Namjoon menyempatkan diri sesaat untuk berhenti di sungai han. Sekedar melepas rasa sedih dan malu yang tengah ia rasakan. Bagaimana jika ayah dan mama bertanya tentang hasilnya. Apa yang mampu ia katakan pada mereka semua, terutama pada ayah yang sangat menginginkannya menjadi seorang dokter.

"Begitu kah takdir bekerja, apa aku terlalu banyak melakukan kesalahan hingga kau membuatku seperti ini, Tuhan" namjoon mengusap air matanya yang tak sengaja jatuh.

"Sial,Jung namjoon bodoh! Bodoh!!" namjoon memukul kepala nya yang mendadak ikut sakit,










Seokjin dengan resah menunggu kedatangan putranya, hingga sang assistent datang pun namjoon belum kembali. Kemana sebenarnya putra nya ini.  Berkali-kali ia berusaha menghubungi sang anak,  bodohnya dia lupa jika ponsel namjoon juga sedang ia sita. Hoseok juga memandang sebal ke arah sang ayah, sebal karena ayah membuat semua orang menunggu nya untuk memulai makan malam. Ayahnya sudah berusaha menghubungi teman yang lain, tetapi mereka bilang namjoon bahkan pulang lebih awal. 

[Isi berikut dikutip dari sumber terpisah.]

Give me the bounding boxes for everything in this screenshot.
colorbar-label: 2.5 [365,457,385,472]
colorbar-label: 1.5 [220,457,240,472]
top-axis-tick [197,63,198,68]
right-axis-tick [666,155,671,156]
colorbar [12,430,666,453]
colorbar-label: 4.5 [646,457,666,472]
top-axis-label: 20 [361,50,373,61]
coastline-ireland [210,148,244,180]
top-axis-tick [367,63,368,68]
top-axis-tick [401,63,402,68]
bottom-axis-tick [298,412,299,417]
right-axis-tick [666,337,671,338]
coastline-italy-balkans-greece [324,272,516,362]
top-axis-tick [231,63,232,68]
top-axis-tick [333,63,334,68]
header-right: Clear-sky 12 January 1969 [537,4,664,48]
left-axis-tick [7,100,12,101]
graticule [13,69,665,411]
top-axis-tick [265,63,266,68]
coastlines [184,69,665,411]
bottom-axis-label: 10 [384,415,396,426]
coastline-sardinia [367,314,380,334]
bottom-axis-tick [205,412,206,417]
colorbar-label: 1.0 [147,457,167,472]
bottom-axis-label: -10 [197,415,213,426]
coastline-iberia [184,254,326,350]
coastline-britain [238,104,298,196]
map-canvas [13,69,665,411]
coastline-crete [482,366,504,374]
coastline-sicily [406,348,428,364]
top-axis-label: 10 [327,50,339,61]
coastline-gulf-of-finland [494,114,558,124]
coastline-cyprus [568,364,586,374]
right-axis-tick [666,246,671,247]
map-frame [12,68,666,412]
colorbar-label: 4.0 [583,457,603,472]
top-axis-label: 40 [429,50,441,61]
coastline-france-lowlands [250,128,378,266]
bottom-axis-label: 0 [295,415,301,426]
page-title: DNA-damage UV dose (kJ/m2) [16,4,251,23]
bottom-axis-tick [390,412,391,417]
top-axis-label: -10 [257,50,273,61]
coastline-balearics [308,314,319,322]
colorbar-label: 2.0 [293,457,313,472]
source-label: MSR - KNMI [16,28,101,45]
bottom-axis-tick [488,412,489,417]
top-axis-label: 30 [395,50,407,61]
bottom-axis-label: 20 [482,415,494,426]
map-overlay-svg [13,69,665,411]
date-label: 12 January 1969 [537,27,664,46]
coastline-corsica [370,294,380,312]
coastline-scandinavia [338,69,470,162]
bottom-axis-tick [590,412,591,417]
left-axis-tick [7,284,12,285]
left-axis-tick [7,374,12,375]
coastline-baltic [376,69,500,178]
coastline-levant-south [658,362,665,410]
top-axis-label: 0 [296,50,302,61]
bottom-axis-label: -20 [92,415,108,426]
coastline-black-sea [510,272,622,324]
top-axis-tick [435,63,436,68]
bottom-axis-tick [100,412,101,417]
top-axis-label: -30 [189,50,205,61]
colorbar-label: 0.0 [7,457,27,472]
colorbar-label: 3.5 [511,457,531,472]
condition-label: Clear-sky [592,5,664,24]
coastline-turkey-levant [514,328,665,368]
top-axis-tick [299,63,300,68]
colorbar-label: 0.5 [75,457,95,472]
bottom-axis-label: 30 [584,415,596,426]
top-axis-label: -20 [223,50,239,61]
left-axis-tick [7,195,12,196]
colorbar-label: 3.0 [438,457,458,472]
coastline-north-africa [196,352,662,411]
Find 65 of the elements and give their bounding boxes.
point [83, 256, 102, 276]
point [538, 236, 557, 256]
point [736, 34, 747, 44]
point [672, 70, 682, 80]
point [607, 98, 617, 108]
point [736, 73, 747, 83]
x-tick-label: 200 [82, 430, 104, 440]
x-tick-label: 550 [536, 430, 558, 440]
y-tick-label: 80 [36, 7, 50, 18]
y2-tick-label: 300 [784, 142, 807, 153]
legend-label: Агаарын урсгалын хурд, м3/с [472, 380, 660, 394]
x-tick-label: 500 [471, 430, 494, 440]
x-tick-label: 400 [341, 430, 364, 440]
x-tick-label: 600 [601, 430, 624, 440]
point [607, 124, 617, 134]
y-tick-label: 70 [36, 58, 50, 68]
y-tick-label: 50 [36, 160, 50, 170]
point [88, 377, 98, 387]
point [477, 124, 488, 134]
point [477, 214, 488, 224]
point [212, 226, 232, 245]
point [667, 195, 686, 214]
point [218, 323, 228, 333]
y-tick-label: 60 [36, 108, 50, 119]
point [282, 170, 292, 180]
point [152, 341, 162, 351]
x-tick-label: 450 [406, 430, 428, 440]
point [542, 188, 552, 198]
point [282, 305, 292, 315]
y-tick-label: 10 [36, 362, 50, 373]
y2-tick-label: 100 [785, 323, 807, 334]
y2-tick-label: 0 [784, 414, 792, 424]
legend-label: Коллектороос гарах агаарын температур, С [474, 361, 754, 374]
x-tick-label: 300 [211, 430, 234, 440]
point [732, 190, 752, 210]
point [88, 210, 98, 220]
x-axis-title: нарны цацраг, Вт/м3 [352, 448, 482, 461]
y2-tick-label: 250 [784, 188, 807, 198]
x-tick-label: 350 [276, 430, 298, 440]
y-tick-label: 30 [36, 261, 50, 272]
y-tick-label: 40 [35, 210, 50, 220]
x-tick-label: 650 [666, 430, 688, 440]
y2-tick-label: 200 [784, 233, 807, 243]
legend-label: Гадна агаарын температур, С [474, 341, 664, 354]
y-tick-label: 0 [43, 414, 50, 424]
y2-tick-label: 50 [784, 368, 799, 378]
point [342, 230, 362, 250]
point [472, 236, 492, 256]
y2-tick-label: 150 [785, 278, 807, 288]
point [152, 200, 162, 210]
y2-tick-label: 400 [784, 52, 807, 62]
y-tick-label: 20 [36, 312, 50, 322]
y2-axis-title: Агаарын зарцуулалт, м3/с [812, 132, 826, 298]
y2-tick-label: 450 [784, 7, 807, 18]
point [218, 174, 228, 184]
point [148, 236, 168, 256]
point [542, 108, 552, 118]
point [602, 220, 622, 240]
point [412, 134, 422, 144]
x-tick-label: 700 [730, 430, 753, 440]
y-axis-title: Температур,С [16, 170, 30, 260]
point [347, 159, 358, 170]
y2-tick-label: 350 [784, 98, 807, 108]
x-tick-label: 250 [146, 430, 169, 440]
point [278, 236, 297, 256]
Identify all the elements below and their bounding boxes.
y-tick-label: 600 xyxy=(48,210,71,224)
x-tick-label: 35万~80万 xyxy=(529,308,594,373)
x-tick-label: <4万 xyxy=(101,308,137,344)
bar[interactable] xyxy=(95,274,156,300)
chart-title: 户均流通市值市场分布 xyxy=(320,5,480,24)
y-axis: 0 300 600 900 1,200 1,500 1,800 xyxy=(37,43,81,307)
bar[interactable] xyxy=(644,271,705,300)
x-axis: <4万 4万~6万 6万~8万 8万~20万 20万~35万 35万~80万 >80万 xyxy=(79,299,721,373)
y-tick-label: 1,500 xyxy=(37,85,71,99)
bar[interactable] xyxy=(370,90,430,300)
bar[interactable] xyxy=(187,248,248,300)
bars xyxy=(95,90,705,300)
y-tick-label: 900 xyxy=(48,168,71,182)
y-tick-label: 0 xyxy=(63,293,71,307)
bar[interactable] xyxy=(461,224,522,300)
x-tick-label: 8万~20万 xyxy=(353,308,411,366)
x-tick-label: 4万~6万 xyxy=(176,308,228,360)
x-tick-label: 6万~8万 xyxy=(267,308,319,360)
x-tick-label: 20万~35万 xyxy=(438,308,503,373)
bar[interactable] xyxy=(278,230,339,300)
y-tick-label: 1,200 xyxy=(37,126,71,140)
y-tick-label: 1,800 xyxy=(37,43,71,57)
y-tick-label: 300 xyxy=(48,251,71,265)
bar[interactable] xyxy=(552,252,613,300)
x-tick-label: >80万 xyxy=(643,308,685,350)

"Aku pulang-" suara khas milik namjoon membuat mimik tegang seokjin sedikit mengendur.

"Dari mana saja?-" tanya seokjin tegas.

"Pergi. Menenangkan diri" jawab namjoon singkat sambil membawa dirinya mendekat ke arah dapur untuk mengambil minum.

"Sudah tidak punya rumah? Sudah tidak bisa izin pada ayah dan mama?" tanya seokjin tajam.

Namjoon tak menghiraukan seokjin dan berusaha menjauh dari seluruh keluarganya untuk bergegas ke kamar. Ia sedang kalut,  hatinya hancur karena impiannya kandas, dirinya malu pada semua orang, bahkan rasanya ingin mengenyahkan dirinya sendiri.

Ia terus melangkah menaiki tangga dan berusaha menghidari sang ayah. Hingga ayahnya menahan kasar lengannya dan membuatnya berhadapan langsung dengan sang ayah.

"Sudah merasa hebat sendiri, Jung Namjoon?!" sentak seokjin sambil menahan lengan sang putra.

Namjoon hanya tertunduk diam, ia tidak tahu apakah ia sanggup menatap ayahnya saat ini.  Bukan takut, ia justru malu karena tidak berhasil mewujudkan mimpi ayahnya.

"Jawab!!" tuan jung sudah beranjak dari meja makan dan hendak memisahkan ayah dan anak ini.

"Aku lelah ayah, aku mohon-"

"Ayah hanya butuh penjelasanmu jung namjoon!!" seokjin menahan namjoon yang meronta hendak beranjak dari hadapannya.

Namjoon sendiri hanya mampu tertawa miris sambil mengusap air matanya kala ia bersitatap dengan sang ayah. Raut wajah lelah milik ayah tidak mampu ia bayar dengan setimpal.